Hubo cierta excelencia militar en la lucha iraní, sobre todo en el desempeño de algunos de sus pilotos de caza y en el despliegue de helicópteros en una operación para aterrizar las tropas en la retaguardia iraquí, donde destruyeron las baterías de artillería mientras otras unidades atacaban desde el frente. Esto ocurrió en la Operación Fath ol-Mobin del invierno de 1982, en la que se liberó la ciudad de Shush (el Shushan bíblico).

Soleimani tomó parte en esta batalla, pero no en su parte militarmente inventiva sino en su inversión, el despliegue de “olas humanas” de la Guardia Revolucionaria, carne de cañón que fue lanzada al fuego enemigo, línea tras línea, hasta que los iraquíes no pudieron soportar el empuje acumulado.

Ahora los generales de Irán encontraron una forma de usar su ventaja cuantitativa, y mientras lo hacían, demostraron su total falta de habilidad e ingenio militar. En batallas posteriores esta táctica, ya de por sí espantosa, se convirtió en algo totalmente obsceno, cuando los niños, capturados de los barrios pobres, eran enviados a las minas con llaves de plástico en sus cuellos, diciéndoles a los muchachos sacrificados que están a punto de entrar en el cielo.

No se sabe que Soleimani haya sido parte del despliegue de los niños, y se informa que también condenó los costos de los ataques de las olas humanas. Sin embargo, las olas humanas son lo que ocurrió en los campos de batalla que él habitó, aquellos que más tarde describió con nostalgia como “paraísos perdidos”.

El “general”, entonces, no sabía cómo construir, suministrar, entrenar y desplegar una formación militar variada, o cómo maniobrar a un enemigo para derrotarlo, porque no era Napoleón, Rommel o Aníbal, solo un operador de nivel medio en un comando militar subhumano.
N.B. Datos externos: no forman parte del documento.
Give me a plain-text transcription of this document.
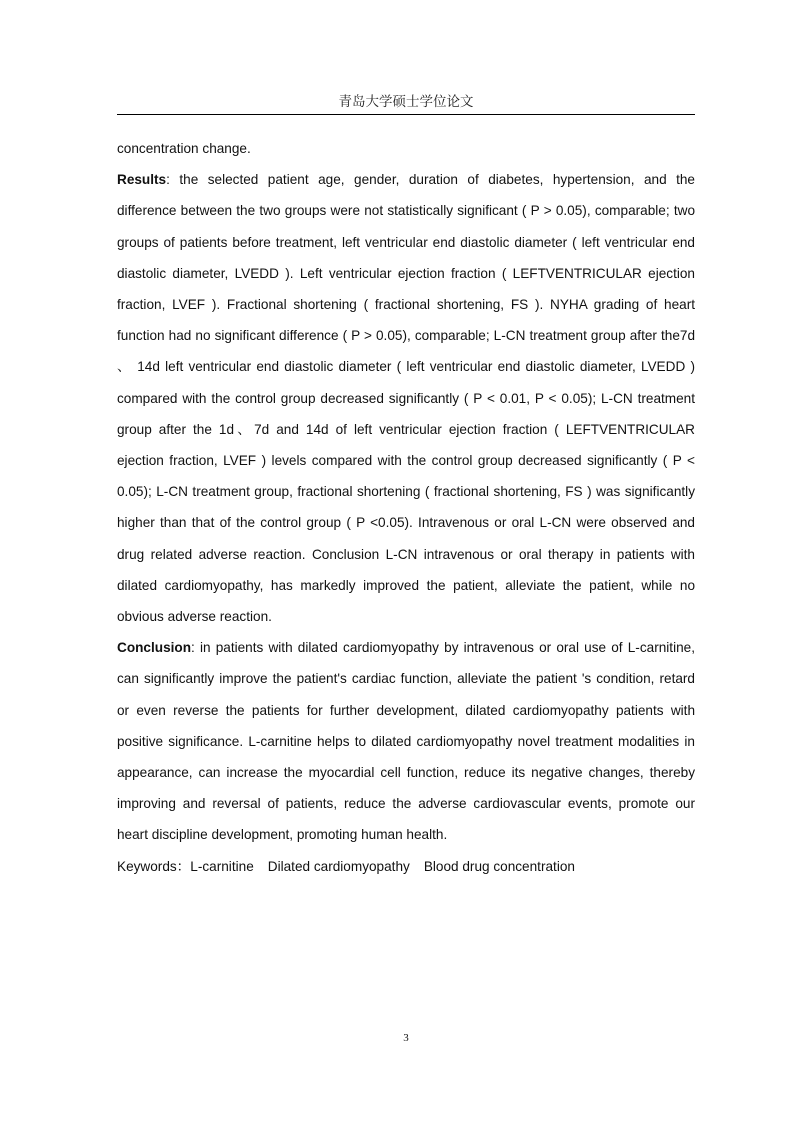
青岛大学硕士学位论文

concentration change.

Results: the selected patient age, gender, duration of diabetes, hypertension, and the difference between the two groups were not statistically significant ( P > 0.05), comparable; two groups of patients before treatment, left ventricular end diastolic diameter ( left ventricular end diastolic diameter, LVEDD ). Left ventricular ejection fraction ( LEFTVENTRICULAR ejection fraction, LVEF ). Fractional shortening ( fractional shortening, FS ). NYHA grading of heart function had no significant difference ( P > 0.05), comparable; L-CN treatment group after the7d 、 14d left ventricular end diastolic diameter ( left ventricular end diastolic diameter, LVEDD ) compared with the control group decreased significantly ( P < 0.01, P < 0.05); L-CN treatment group after the 1d、7d and 14d of left ventricular ejection fraction ( LEFTVENTRICULAR ejection fraction, LVEF ) levels compared with the control group decreased significantly ( P < 0.05); L-CN treatment group, fractional shortening ( fractional shortening, FS ) was significantly higher than that of the control group ( P <0.05). Intravenous or oral L-CN were observed and drug related adverse reaction. Conclusion L-CN intravenous or oral therapy in patients with dilated cardiomyopathy, has markedly improved the patient, alleviate the patient, while no obvious adverse reaction.

Conclusion: in patients with dilated cardiomyopathy by intravenous or oral use of L-carnitine, can significantly improve the patient's cardiac function, alleviate the patient 's condition, retard or even reverse the patients for further development, dilated cardiomyopathy patients with positive significance. L-carnitine helps to dilated cardiomyopathy novel treatment modalities in appearance, can increase the myocardial cell function, reduce its negative changes, thereby improving and reversal of patients, reduce the adverse cardiovascular events, promote our heart discipline development, promoting human health.

Keywords：L-carnitine Dilated cardiomyopathy Blood drug concentration

3
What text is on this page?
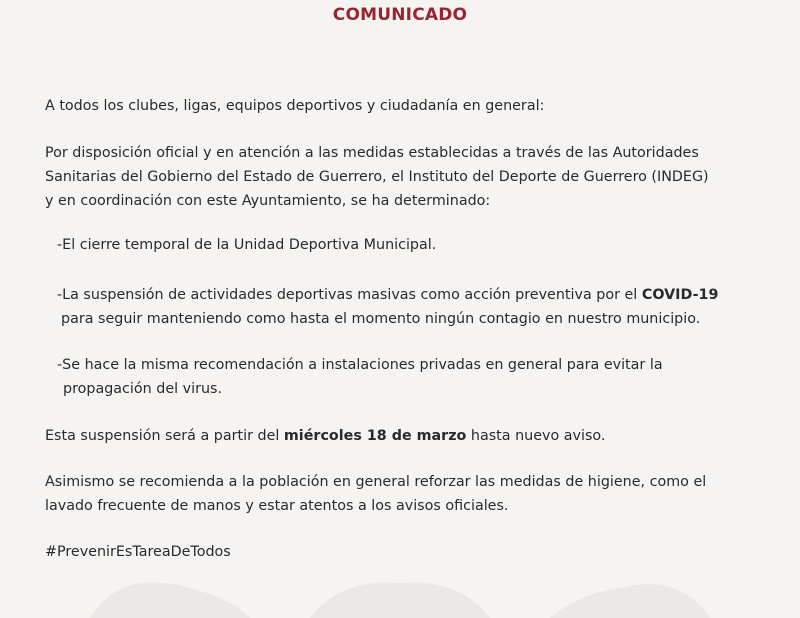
COMUNICADO

A todos los clubes, ligas, equipos deportivos y ciudadanía en general:

Por disposición oficial y en atención a las medidas establecidas a través de las Autoridades
Sanitarias del Gobierno del Estado de Guerrero, el Instituto del Deporte de Guerrero (INDEG)
y en coordinación con este Ayuntamiento, se ha determinado:

-El cierre temporal de la Unidad Deportiva Municipal.

-La suspensión de actividades deportivas masivas como acción preventiva por el COVID-19
para seguir manteniendo como hasta el momento ningún contagio en nuestro municipio.

-Se hace la misma recomendación a instalaciones privadas en general para evitar la
propagación del virus.

Esta suspensión será a partir del miércoles 18 de marzo hasta nuevo aviso.

Asimismo se recomienda a la población en general reforzar las medidas de higiene, como el
lavado frecuente de manos y estar atentos a los avisos oficiales.

#PrevenirEsTareaDeTodos
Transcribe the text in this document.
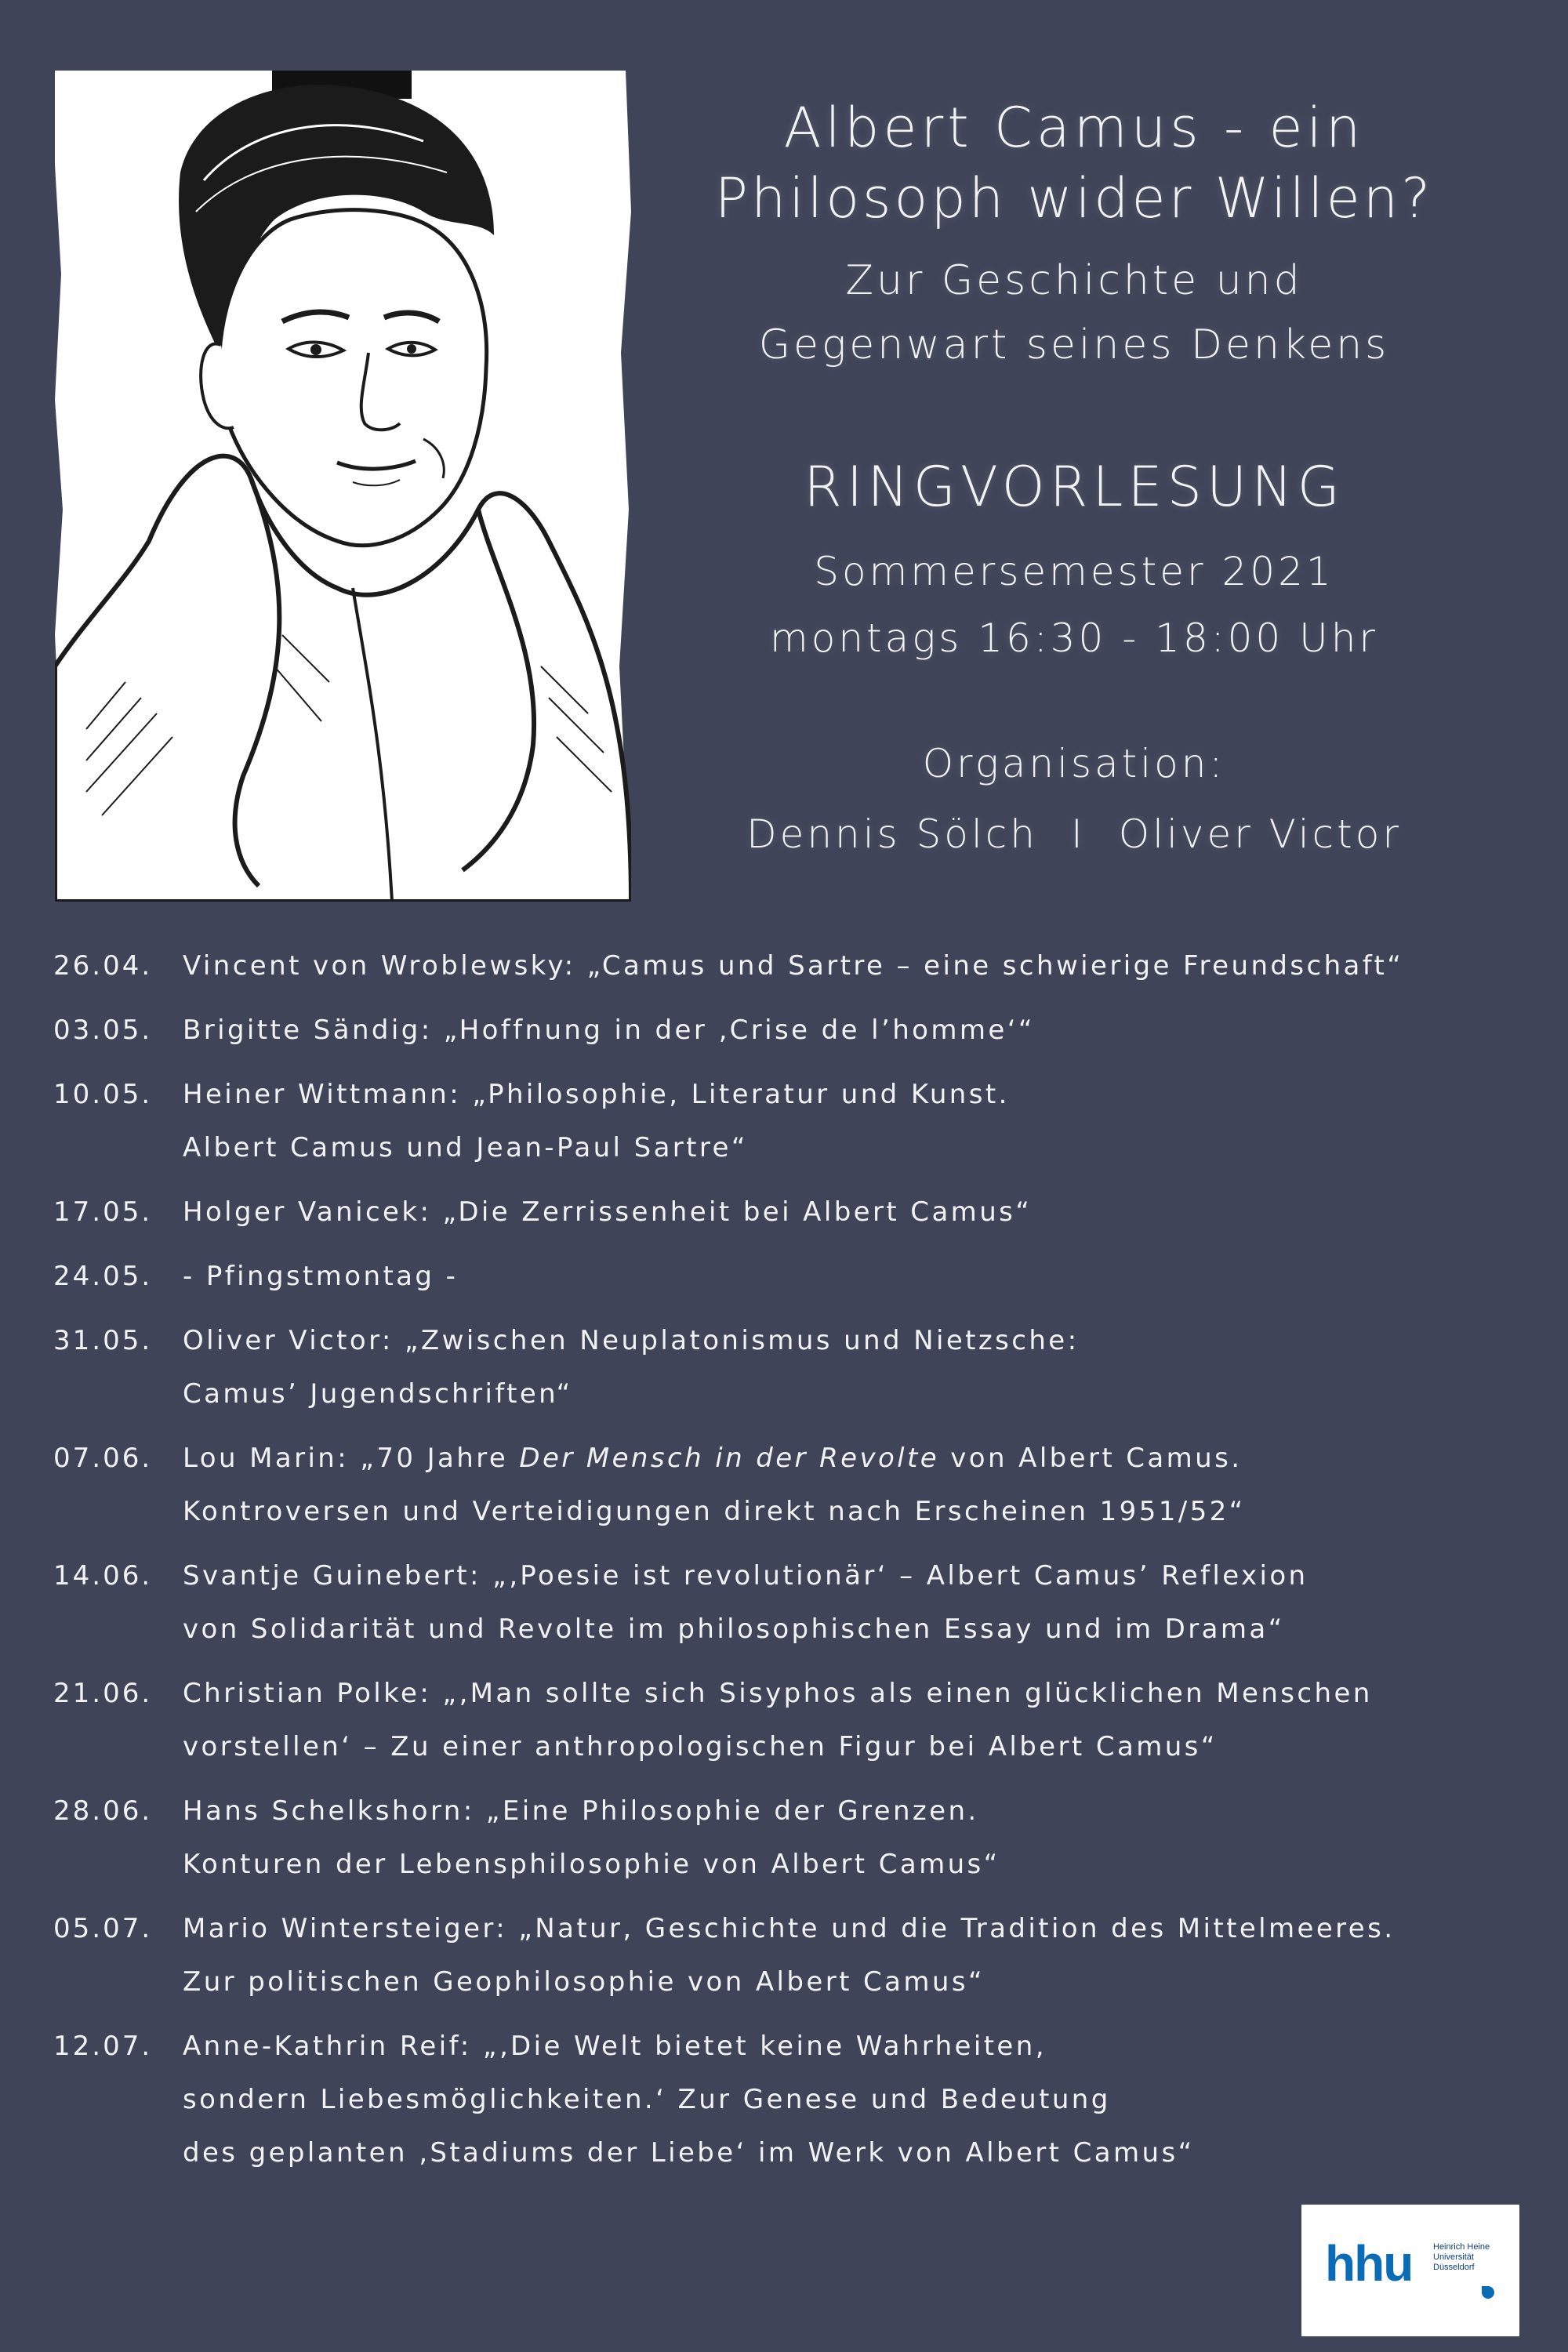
Albert Camus - ein
Philosoph wider Willen?
Zur Geschichte und
Gegenwart seines Denkens
RINGVORLESUNG
Sommersemester 2021
montags 16:30 - 18:00 Uhr
Organisation:
Dennis Sölch I Oliver Victor
26.04.	Vincent von Wroblewsky: „Camus und Sartre – eine schwierige Freundschaft“
03.05.	Brigitte Sändig: „Hoffnung in der ‚Crise de l’homme‘“
10.05.	Heiner Wittmann: „Philosophie, Literatur und Kunst.
Albert Camus und Jean-Paul Sartre“
17.05.	Holger Vanicek: „Die Zerrissenheit bei Albert Camus“
24.05.	- Pfingstmontag -
31.05.	Oliver Victor: „Zwischen Neuplatonismus und Nietzsche:
Camus’ Jugendschriften“
07.06.	Lou Marin: „70 Jahre Der Mensch in der Revolte von Albert Camus.
Kontroversen und Verteidigungen direkt nach Erscheinen 1951/52“
14.06.	Svantje Guinebert: „‚Poesie ist revolutionär‘ – Albert Camus’ Reflexion
von Solidarität und Revolte im philosophischen Essay und im Drama“
21.06.	Christian Polke: „‚Man sollte sich Sisyphos als einen glücklichen Menschen
vorstellen‘ – Zu einer anthropologischen Figur bei Albert Camus“
28.06.	Hans Schelkshorn: „Eine Philosophie der Grenzen.
Konturen der Lebensphilosophie von Albert Camus“
05.07.	Mario Wintersteiger: „Natur, Geschichte und die Tradition des Mittelmeeres.
Zur politischen Geophilosophie von Albert Camus“
12.07.	Anne-Kathrin Reif: „‚Die Welt bietet keine Wahrheiten,
sondern Liebesmöglichkeiten.‘ Zur Genese und Bedeutung
des geplanten ‚Stadiums der Liebe‘ im Werk von Albert Camus“
hhu Heinrich Heine
Universität
Düsseldorf
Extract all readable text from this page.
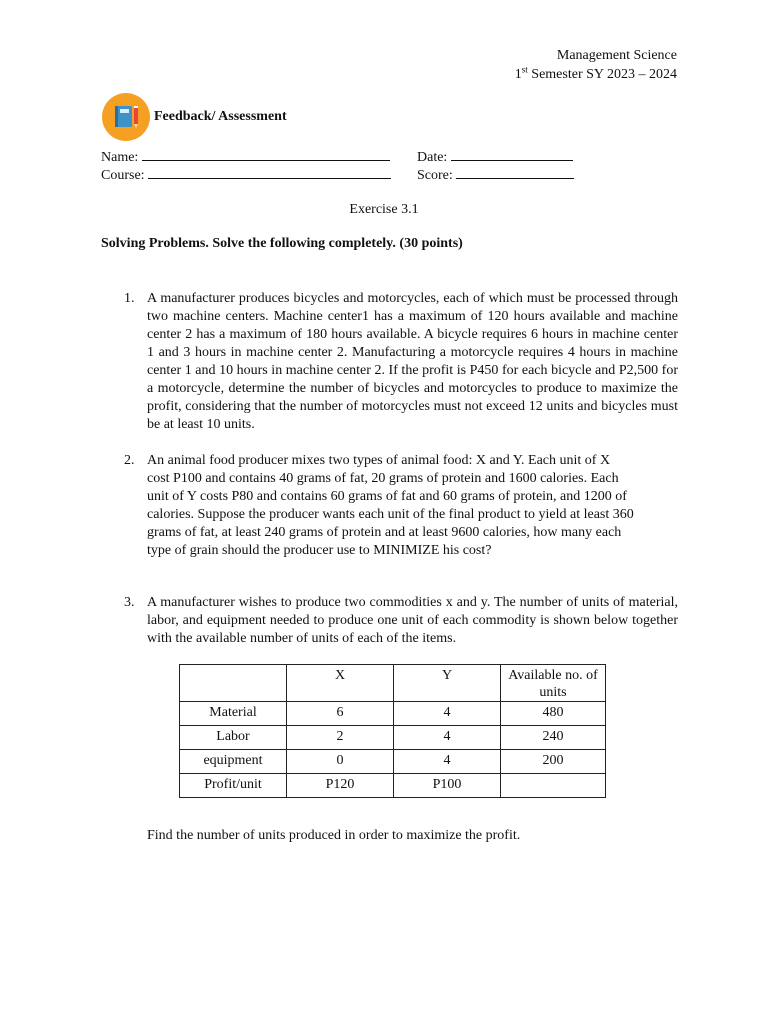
Management Science
1st Semester SY 2023 – 2024
Feedback/ Assessment
Name:	Date:
Course:	Score:
Exercise 3.1
Solving Problems. Solve the following completely. (30 points)
1. A manufacturer produces bicycles and motorcycles, each of which must be processed through two machine centers. Machine center1 has a maximum of 120 hours available and machine center 2 has a maximum of 180 hours available. A bicycle requires 6 hours in machine center 1 and 3 hours in machine center 2. Manufacturing a motorcycle requires 4 hours in machine center 1 and 10 hours in machine center 2. If the profit is P450 for each bicycle and P2,500 for a motorcycle, determine the number of bicycles and motorcycles to produce to maximize the profit, considering that the number of motorcycles must not exceed 12 units and bicycles must be at least 10 units.
2. An animal food producer mixes two types of animal food: X and Y. Each unit of X cost P100 and contains 40 grams of fat, 20 grams of protein and 1600 calories. Each unit of Y costs P80 and contains 60 grams of fat and 60 grams of protein, and 1200 of calories. Suppose the producer wants each unit of the final product to yield at least 360 grams of fat, at least 240 grams of protein and at least 9600 calories, how many each type of grain should the producer use to MINIMIZE his cost?
3. A manufacturer wishes to produce two commodities x and y. The number of units of material, labor, and equipment needed to produce one unit of each commodity is shown below together with the available number of units of each of the items.
	X	Y	Available no. of units
Material	6	4	480
Labor	2	4	240
equipment	0	4	200
Profit/unit	P120	P100	
Find the number of units produced in order to maximize the profit.
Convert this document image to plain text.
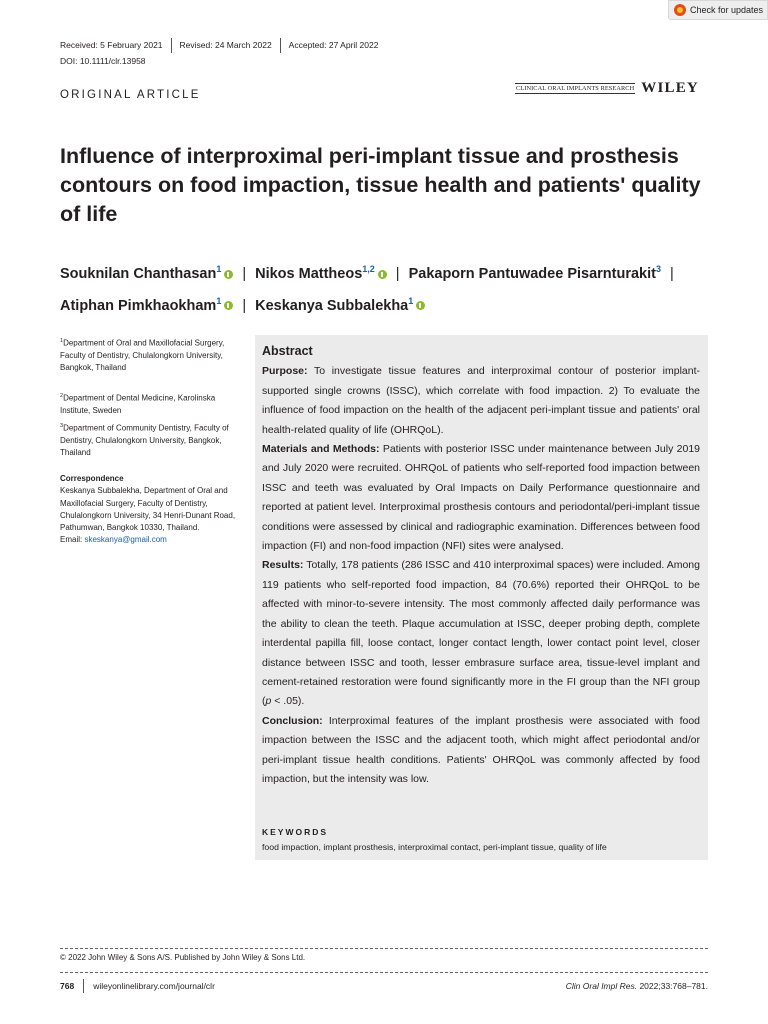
Check for updates
Received: 5 February 2021 Revised: 24 March 2022 Accepted: 27 April 2022
DOI: 10.1111/clr.13958
ORIGINAL ARTICLE
CLINICAL ORAL IMPLANTS RESEARCH WILEY
Influence of interproximal peri-implant tissue and prosthesis contours on food impaction, tissue health and patients' quality of life
Souknilan Chanthasan$^1$ | Nikos Mattheos$^{1,2}$ | Pakaporn Pantuwadee Pisarnturakit$^3$ |
Atiphan Pimkhaokham$^1$ | Keskanya Subbalekha$^1$
$^1$Department of Oral and Maxillofacial Surgery, Faculty of Dentistry, Chulalongkorn University, Bangkok, Thailand
$^2$Department of Dental Medicine, Karolinska Institute, Sweden
$^3$Department of Community Dentistry, Faculty of Dentistry, Chulalongkorn University, Bangkok, Thailand
Correspondence
Keskanya Subbalekha, Department of Oral and Maxillofacial Surgery, Faculty of Dentistry, Chulalongkorn University, 34 Henri-Dunant Road, Pathumwan, Bangkok 10330, Thailand.
Email: skeskanya@gmail.com
Abstract

Purpose: To investigate tissue features and interproximal contour of posterior implant-supported single crowns (ISSC), which correlate with food impaction. 2) To evaluate the influence of food impaction on the health of the adjacent peri-implant tissue and patients' oral health-related quality of life (OHRQoL).

Materials and Methods: Patients with posterior ISSC under maintenance between July 2019 and July 2020 were recruited. OHRQoL of patients who self-reported food impaction between ISSC and teeth was evaluated by Oral Impacts on Daily Performance questionnaire and reported at patient level. Interproximal prosthesis contours and periodontal/peri-implant tissue conditions were assessed by clinical and radiographic examination. Differences between food impaction (FI) and non-food impaction (NFI) sites were analysed.

Results: Totally, 178 patients (286 ISSC and 410 interproximal spaces) were included. Among 119 patients who self-reported food impaction, 84 (70.6%) reported their OHRQoL to be affected with minor-to-severe intensity. The most commonly affected daily performance was the ability to clean the teeth. Plaque accumulation at ISSC, deeper probing depth, complete interdental papilla fill, loose contact, longer contact length, lower contact point level, closer distance between ISSC and tooth, lesser embrasure surface area, tissue-level implant and cement-retained restoration were found significantly more in the FI group than the NFI group (p < .05).

Conclusion: Interproximal features of the implant prosthesis were associated with food impaction between the ISSC and the adjacent tooth, which might affect periodontal and/or peri-implant tissue health conditions. Patients' OHRQoL was commonly affected by food impaction, but the intensity was low.

KEYWORDS
food impaction, implant prosthesis, interproximal contact, peri-implant tissue, quality of life
© 2022 John Wiley & Sons A/S. Published by John Wiley & Sons Ltd.
768 wileyonlinelibrary.com/journal/clr	Clin Oral Impl Res. 2022;33:768–781.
La falta de entrenamiento militar de Soleimani era parte de un déficit escolar más amplio, ya que no había tenido otra educación que la de una remota escuela secundaria del tercer mundo.

Por eso él y otros Guardias Revolucionarios con poca educación aborrecían a los manifestantes estudiantiles de Teherán, y en 1999 amenazaron al presidente Mohammad Jatami, un filósofo político, con que si no atacaba a los estudiantes, los Guardias darían un golpe de Estado. Esa es también la razón por la que Soleimani estaba en desacuerdo con el presidente Hassan Rouhani y el ministro de Asuntos Exteriores Javad Zarif, ambos doctores educados en Occidente.

Por eso, el mismo Soleimani que no estaba preparado para sobresalir como general, tampoco estaba preparado para comprender la inutilidad del proyecto imperial que dirigió en los últimos años.

De mente estrecha y poca lectura, no entendió que el desarrollo imperial exige vitalidad económica, y que sus descaradas provocaciones a la civilización occidental, a la nación árabe y, en buena medida, al pueblo judío, deben resultar finalmente en una derrota.

Soleimani se convirtió así en un motor de la guerra de Irán contra sí mismo; la guerra que encarnó primero, cuando la revolución le dio poder a pesar de su ignorancia, y tal vez debido a ella; la guerra que inspiró después, cuando exigió atacar a los jóvenes sedientos de libertad y educación; la guerra que finalmente dirigió, cuando gastó miles de millones en fomentar la violencia en tierras lejanas, mientras que en su país la inflación se disparaba, el desempleo se disparaba, los ríos se secaban, las cárceles se desbordaban, las tasas de natalidad se hundían y la desesperación se convertía en una plaga.

“Ningún país se benefició de una guerra prolongada”, dijo el pensador militar Sun Tsu. La vida agitada de Qassem Soleimani, su legado sangriento y su muerte prematura coinciden.